Я вспомнил свое детство. Может быть, ищу дом, а не какие-то божественные высоты. Я родился с этим инстинктом на краю земли, рядом со страной Ямато. Мой отец пережил послевоенный голод и застывшее равнодушие выживания вокруг, на окраине, застроенной лагерями. То есть, в состоянии отпадения от божественного рая. Может быть, мое детство было изолировано, как розы в саду всесильного коменданта концлагеря. Как же вам объяснить небывалую музыку той земли, где у яблонь «райских» стоял?

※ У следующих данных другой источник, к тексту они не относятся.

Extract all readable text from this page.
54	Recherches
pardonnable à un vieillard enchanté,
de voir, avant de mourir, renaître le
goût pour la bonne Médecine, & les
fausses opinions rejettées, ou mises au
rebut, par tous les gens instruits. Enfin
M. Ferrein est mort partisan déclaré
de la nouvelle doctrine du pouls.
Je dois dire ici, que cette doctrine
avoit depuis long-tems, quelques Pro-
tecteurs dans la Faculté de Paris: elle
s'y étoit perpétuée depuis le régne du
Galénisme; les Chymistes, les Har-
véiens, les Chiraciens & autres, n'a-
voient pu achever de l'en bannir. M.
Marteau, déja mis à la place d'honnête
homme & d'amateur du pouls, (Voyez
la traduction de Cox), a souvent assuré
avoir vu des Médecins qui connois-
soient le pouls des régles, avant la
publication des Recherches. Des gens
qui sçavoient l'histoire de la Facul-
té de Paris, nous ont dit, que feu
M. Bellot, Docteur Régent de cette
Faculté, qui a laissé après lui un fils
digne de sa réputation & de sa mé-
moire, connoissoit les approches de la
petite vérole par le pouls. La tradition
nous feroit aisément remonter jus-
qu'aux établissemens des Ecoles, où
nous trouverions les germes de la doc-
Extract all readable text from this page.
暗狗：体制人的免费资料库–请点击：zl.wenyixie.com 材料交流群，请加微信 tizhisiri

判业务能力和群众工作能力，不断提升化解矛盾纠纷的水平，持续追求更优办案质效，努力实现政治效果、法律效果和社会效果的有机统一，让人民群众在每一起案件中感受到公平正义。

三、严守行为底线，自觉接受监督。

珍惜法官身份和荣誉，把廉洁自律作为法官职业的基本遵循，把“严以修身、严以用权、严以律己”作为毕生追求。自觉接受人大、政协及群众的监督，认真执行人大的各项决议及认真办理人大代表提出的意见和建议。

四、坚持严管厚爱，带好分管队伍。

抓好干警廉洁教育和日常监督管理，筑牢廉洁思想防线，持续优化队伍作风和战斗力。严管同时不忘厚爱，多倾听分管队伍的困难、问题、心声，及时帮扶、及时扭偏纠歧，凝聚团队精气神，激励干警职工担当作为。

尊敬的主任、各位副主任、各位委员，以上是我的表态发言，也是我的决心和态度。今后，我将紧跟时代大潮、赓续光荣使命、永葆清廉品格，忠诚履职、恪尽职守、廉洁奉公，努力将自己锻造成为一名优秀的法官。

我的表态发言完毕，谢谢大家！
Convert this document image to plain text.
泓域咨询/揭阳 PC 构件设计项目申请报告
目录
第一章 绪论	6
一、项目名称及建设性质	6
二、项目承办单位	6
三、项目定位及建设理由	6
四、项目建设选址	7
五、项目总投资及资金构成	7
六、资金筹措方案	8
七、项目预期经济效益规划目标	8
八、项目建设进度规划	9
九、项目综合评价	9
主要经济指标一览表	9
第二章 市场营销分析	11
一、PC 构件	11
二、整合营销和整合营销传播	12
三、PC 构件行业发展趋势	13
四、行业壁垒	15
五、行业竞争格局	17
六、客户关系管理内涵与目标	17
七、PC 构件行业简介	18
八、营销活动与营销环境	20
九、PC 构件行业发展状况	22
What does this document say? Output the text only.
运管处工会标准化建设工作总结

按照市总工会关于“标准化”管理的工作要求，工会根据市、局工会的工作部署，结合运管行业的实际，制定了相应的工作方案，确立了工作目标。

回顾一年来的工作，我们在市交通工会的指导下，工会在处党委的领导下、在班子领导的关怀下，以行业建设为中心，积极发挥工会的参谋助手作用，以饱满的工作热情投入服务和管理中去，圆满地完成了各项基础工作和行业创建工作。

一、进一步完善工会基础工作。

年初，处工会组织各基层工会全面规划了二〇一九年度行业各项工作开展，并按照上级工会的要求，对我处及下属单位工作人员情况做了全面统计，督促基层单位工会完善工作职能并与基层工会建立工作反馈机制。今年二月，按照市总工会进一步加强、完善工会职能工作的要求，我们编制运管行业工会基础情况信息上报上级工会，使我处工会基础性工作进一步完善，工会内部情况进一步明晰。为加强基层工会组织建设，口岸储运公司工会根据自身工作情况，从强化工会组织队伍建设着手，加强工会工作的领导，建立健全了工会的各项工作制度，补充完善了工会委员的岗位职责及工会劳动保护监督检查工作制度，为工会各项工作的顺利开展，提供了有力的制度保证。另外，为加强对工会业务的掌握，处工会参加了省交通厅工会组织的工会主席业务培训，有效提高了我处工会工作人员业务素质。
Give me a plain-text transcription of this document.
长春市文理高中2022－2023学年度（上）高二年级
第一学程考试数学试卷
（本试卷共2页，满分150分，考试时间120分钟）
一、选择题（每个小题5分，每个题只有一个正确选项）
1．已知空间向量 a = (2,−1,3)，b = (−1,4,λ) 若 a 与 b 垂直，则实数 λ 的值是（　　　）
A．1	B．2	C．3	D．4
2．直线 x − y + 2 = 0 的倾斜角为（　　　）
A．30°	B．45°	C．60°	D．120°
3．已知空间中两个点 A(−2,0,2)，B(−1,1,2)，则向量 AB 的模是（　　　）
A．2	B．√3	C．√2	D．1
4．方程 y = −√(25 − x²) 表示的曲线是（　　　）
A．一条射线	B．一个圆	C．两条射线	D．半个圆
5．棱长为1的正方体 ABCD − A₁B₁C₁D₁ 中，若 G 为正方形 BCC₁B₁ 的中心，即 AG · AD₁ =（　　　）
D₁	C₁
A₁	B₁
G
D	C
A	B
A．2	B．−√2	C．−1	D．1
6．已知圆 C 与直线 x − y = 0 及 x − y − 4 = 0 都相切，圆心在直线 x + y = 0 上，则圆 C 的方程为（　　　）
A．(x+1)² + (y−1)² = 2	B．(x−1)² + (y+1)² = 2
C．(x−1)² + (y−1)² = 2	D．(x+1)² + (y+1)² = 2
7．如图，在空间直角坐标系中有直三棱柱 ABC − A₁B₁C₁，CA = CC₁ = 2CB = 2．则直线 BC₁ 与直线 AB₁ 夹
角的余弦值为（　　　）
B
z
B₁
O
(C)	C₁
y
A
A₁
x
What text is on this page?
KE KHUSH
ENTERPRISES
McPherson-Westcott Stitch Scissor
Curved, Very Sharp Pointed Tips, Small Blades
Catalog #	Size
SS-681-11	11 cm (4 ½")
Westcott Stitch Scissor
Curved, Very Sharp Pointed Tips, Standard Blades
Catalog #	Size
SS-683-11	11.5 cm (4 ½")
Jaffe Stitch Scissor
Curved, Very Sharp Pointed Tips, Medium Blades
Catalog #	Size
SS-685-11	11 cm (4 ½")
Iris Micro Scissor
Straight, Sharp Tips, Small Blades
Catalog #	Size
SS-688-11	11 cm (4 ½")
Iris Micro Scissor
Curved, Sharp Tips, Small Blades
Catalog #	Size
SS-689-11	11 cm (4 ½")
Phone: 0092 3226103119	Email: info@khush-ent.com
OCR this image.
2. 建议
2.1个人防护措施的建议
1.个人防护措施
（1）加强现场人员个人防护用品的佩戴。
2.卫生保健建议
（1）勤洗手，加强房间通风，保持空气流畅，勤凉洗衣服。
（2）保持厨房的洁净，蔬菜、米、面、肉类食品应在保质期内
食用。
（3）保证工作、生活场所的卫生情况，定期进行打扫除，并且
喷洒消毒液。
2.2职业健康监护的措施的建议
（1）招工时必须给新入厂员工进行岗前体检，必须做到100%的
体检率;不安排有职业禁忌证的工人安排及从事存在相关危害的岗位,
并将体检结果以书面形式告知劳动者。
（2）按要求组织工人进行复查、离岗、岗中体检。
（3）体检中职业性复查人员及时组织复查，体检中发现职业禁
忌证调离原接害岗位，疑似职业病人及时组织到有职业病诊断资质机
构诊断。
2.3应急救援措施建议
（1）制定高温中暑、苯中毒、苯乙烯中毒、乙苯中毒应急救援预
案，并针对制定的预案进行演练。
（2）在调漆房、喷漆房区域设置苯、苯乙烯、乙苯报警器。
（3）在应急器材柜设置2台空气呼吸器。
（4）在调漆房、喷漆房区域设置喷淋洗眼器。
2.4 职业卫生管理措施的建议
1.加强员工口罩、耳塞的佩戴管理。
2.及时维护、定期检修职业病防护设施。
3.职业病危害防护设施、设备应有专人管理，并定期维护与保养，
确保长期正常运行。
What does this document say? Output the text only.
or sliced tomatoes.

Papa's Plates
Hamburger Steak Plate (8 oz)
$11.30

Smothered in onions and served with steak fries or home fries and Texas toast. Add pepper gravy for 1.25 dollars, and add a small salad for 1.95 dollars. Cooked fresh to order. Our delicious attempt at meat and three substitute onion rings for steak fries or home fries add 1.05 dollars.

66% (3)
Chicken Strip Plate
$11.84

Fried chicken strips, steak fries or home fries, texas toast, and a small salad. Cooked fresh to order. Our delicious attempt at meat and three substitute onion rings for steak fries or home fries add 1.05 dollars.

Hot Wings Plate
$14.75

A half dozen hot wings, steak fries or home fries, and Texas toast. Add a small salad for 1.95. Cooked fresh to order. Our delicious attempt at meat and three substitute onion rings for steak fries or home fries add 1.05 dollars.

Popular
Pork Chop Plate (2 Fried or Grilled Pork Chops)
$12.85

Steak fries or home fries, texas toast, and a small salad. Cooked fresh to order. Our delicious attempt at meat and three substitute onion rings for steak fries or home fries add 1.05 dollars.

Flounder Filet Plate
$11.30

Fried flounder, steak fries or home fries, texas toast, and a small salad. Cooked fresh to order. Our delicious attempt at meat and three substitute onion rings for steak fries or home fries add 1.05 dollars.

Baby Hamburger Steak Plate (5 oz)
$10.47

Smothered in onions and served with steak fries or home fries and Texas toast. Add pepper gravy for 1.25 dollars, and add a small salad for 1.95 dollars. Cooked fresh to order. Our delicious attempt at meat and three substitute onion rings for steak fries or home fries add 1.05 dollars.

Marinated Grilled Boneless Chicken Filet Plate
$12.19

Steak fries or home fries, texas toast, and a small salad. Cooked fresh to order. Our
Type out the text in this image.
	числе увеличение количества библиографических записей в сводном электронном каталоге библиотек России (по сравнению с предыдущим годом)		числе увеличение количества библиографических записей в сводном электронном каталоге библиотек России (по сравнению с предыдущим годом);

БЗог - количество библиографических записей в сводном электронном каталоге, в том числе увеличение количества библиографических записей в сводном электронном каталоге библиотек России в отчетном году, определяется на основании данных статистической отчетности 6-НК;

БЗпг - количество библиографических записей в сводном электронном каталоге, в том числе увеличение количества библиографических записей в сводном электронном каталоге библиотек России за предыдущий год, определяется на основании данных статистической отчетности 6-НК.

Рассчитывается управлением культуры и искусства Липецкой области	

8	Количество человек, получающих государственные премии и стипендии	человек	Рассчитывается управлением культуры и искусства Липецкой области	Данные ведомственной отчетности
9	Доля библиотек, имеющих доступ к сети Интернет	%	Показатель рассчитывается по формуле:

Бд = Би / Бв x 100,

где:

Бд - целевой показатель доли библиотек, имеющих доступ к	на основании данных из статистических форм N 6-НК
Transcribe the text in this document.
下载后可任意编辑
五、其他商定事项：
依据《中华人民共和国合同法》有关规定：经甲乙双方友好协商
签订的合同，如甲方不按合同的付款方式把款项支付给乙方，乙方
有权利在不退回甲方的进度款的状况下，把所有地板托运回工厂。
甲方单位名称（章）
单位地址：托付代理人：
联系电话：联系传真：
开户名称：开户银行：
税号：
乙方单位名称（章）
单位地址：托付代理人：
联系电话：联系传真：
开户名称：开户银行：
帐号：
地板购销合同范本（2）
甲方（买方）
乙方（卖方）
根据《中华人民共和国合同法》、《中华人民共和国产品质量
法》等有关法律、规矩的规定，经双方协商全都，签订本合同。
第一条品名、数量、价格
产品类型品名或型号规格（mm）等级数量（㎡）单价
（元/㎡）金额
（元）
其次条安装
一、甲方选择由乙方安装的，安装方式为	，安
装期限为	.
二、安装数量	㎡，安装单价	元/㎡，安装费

Отец хотел, чтобы я жил лучше него, и поэтому неторопливо сдваивал жесткий ремень и, просунув мою голову между родных колен, неумолимых, как у Бога Гневающегося, выбивал мою лень к учебной муштре на моей дергающейся голой попе. Так своеобразно он выражал любовь к детям. Поэтому бессловесную мать я воспринимал со стороны, она, пригорюнившись, бесполезно жалела меня. Я убегал, однажды оказался в детдоме. И во мне был ужас – детской раны, когда боль сиротства в нас скулит. Но всегда был связан с миром ранним первозданной родины – семьи. И возвращался. Но к семье подлинной, куда хотелось бы вернуться навсегда. Этого не объяснить.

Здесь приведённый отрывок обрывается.